Configure the LLM provider in your config:

[extraction.llm]
provider = "anthropic"        # "anthropic" or "openai"
api_key = "sk-..."            # or CRW_EXTRACTION__LLM__API_KEY env var
model = "claude-sonnet-4-20250514"

MCP Server

CRW works as an MCP tool server for any AI assistant that supports MCP. It provides 4 tools: crw_scrape, crw_crawl, crw_check_crawl_status, crw_map.

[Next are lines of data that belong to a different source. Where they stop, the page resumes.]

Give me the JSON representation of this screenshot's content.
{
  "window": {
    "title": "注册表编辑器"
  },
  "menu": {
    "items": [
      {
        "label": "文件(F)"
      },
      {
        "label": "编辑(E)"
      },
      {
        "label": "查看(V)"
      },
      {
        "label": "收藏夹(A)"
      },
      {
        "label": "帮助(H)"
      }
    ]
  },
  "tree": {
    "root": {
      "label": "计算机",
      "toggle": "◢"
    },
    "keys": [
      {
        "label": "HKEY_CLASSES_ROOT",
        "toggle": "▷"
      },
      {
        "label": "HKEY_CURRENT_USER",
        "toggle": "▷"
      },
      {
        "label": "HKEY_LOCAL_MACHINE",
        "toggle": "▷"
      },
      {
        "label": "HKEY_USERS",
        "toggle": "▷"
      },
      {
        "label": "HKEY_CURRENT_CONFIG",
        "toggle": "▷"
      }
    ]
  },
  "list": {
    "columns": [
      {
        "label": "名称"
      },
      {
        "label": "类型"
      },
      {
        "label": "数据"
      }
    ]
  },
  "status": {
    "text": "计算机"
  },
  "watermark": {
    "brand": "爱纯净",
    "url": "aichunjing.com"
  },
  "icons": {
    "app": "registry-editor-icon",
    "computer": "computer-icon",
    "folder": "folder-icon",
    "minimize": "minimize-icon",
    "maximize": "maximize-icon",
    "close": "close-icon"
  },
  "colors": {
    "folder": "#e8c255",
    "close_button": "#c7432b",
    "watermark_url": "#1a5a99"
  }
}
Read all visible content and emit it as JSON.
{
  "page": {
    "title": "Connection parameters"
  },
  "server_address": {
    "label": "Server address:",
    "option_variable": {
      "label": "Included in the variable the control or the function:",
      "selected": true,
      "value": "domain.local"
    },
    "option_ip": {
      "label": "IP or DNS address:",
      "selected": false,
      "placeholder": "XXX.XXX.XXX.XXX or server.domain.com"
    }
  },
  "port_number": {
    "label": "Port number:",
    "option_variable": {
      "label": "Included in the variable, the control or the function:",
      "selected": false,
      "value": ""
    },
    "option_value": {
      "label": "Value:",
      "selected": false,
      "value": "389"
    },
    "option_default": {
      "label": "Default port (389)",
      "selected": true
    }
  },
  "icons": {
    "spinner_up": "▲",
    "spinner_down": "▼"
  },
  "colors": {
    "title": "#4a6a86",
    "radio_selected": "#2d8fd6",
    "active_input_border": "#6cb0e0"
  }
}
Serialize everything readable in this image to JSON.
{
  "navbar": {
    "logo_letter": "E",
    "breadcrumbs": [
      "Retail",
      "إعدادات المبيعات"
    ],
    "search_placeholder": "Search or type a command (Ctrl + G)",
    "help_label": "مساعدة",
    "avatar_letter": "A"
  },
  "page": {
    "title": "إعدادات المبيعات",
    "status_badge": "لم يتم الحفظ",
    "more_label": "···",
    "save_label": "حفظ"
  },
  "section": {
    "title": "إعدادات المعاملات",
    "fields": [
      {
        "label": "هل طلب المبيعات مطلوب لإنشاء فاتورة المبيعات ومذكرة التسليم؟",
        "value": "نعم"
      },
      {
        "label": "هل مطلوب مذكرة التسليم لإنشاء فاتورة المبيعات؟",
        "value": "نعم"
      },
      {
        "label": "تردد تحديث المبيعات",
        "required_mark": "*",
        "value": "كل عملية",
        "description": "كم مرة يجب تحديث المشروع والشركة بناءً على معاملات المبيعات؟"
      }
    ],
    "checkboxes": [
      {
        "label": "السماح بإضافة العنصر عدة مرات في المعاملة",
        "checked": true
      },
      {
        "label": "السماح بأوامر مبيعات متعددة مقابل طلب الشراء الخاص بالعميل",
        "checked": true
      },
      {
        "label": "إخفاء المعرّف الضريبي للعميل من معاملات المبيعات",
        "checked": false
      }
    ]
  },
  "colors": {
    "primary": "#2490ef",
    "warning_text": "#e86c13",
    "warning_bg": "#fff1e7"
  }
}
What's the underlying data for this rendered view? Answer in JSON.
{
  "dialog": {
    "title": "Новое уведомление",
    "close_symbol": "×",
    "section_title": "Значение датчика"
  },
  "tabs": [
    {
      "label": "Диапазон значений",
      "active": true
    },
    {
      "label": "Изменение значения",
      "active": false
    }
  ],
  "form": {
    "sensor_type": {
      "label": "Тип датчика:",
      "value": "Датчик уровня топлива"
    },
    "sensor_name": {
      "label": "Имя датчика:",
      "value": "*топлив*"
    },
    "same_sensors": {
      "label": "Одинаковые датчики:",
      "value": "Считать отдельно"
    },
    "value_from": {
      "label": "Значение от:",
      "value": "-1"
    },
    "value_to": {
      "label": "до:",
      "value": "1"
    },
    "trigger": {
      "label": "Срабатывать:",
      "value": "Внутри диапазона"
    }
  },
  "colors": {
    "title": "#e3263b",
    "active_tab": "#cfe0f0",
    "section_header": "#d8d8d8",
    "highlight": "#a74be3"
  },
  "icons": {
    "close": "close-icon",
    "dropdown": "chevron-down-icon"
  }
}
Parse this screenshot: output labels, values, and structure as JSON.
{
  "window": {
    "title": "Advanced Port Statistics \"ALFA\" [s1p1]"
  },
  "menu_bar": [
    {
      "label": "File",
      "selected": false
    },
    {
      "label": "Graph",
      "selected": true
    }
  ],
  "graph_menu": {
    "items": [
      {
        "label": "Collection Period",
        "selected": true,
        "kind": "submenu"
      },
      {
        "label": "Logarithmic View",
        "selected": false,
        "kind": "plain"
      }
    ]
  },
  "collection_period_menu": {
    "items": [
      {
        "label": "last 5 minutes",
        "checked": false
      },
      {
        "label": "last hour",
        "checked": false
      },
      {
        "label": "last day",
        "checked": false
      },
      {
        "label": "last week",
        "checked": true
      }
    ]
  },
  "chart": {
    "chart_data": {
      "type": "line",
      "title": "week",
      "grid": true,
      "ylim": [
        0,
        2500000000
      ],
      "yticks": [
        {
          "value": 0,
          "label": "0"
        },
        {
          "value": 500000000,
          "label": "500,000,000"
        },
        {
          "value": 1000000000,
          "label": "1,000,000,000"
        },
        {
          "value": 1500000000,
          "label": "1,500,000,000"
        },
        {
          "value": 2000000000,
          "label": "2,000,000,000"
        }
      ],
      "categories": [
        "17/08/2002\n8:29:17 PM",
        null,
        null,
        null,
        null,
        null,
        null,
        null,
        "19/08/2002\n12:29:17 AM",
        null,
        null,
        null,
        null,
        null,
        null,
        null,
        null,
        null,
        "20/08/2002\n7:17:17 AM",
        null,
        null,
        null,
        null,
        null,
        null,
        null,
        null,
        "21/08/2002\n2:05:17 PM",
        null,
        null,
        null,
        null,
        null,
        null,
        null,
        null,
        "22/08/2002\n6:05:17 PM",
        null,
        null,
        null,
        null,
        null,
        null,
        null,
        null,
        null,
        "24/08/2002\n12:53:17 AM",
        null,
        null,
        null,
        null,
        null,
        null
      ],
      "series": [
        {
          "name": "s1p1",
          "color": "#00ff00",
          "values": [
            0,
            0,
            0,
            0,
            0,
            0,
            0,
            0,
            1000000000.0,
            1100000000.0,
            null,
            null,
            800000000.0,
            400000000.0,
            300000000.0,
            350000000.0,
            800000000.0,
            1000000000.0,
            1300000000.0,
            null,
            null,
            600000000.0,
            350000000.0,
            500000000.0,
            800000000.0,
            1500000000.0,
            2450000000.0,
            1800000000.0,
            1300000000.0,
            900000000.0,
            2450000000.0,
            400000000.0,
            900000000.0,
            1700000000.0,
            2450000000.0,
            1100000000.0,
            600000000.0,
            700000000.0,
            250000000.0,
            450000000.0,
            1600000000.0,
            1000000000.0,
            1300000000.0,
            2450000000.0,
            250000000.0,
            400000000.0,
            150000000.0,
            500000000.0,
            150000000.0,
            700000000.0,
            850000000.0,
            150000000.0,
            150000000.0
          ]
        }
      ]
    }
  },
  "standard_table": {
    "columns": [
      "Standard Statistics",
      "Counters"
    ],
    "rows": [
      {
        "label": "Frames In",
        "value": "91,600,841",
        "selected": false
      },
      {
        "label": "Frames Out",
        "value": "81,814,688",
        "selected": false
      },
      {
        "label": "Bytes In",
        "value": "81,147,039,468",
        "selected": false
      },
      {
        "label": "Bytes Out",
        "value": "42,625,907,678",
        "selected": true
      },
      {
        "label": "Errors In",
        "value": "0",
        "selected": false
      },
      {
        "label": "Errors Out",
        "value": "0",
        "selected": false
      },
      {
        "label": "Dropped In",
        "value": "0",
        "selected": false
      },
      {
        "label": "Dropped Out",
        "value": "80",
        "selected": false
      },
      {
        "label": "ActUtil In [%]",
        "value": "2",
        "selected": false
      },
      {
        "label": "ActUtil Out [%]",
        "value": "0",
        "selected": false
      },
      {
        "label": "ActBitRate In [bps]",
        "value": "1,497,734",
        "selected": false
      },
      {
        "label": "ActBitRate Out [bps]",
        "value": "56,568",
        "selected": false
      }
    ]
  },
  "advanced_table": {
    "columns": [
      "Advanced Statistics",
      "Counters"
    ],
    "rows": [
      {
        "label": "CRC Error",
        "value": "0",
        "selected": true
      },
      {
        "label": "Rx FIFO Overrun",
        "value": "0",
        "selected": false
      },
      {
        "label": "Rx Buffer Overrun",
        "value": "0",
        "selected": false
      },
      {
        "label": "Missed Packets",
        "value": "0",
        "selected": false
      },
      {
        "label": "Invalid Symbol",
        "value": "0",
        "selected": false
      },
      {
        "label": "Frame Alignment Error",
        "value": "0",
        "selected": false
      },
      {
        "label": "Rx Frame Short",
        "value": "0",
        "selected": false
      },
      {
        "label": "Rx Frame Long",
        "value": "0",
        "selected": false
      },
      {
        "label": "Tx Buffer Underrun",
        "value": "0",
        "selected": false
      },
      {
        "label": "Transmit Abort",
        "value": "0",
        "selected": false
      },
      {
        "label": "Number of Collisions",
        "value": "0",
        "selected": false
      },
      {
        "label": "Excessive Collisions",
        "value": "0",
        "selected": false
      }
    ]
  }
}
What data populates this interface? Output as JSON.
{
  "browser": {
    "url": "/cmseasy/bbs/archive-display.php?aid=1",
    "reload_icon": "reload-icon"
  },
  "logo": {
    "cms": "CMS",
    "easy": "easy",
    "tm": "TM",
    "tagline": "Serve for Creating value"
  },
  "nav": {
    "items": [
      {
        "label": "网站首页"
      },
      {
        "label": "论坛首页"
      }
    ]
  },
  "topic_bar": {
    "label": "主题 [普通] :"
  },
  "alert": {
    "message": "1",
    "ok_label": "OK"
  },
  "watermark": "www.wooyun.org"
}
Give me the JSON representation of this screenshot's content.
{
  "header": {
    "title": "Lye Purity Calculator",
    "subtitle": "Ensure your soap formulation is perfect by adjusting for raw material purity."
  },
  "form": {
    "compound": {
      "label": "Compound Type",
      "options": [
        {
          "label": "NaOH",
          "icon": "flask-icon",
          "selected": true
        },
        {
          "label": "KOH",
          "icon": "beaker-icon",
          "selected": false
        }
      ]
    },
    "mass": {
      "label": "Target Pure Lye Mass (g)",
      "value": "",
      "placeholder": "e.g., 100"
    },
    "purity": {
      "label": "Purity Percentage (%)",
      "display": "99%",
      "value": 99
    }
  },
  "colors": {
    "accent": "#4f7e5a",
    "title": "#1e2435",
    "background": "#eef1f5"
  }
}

Also available on the MCP Registry

Install:

# npm (zero install):
npx crw-mcp

# Python:
pip install crw

# Direct binary (no package manager):
curl -fsSL https://github.com/us/crw/releases/latest/download/crw-mcp-darwin-arm64.tar.gz | tar xz
# Replace darwin-arm64 with your platform: darwin-x64, linux-x64, linux-arm64, win32-x64, win32-arm64

# Cargo:
cargo install crw-mcp

# Docker:
docker run -i ghcr.io/us/crw crw-mcp

Claude Code

claude mcp add crw -- npx crw-mcp

Claude Desktop

Edit your config file:

OS Path
macOS ~/Library/Application Support/Claude/claude_desktop_config.json
Windows %APPDATA%\Claude\claude_desktop_config.json
Linux ~/.config/Claude/claude_desktop_config.json
{
  "mcpServers": {
    "crw": {
      "command": "npx",
      "args": ["crw-mcp"]
    }
  }
}

Cursor

Edit ~/.cursor/mcp.json (global) or .cursor/mcp.json (project):

{
  "mcpServers": {
    "crw": {
      "command": "npx",
      "args": ["crw-mcp"]
    }
  }
}

Windsurf

Edit ~/.codeium/windsurf/mcp_config.json:

{
  "mcpServers": {
    "crw": {
      "command": "npx",
      "args": ["crw-mcp"]
    }
  }
}

Cline (VS Code)

{
  "mcpServers": {
    "crw": {
      "command": "npx",
      "args": ["crw-mcp"],
      "alwaysAllow": ["crw_scrape", "crw_map"],
      "disabled": false
    }
  }
}

Continue.dev (VS Code / JetBrains)

Edit ~/.continue/config.yaml:

mcpServers:
  - name: crw
    command: npx
    args:
      - crw-mcp

OpenAI Codex CLI

Edit ~/.codex/config.toml:

[mcp_servers.crw]
command = "npx"
args = ["crw-mcp"]

Other MCP Clients

Any MCP-compatible client can connect to CRW using the standard JSON format:

{
  "mcpServers": {
    "crw": {
      "command": "npx",
      "args": ["crw-mcp"]
    }
  }
}

Tip: The stdio binary (crw-mcp) works with any client. For clients that support HTTP transport, use http://localhost:3000/mcp directly — no binary needed.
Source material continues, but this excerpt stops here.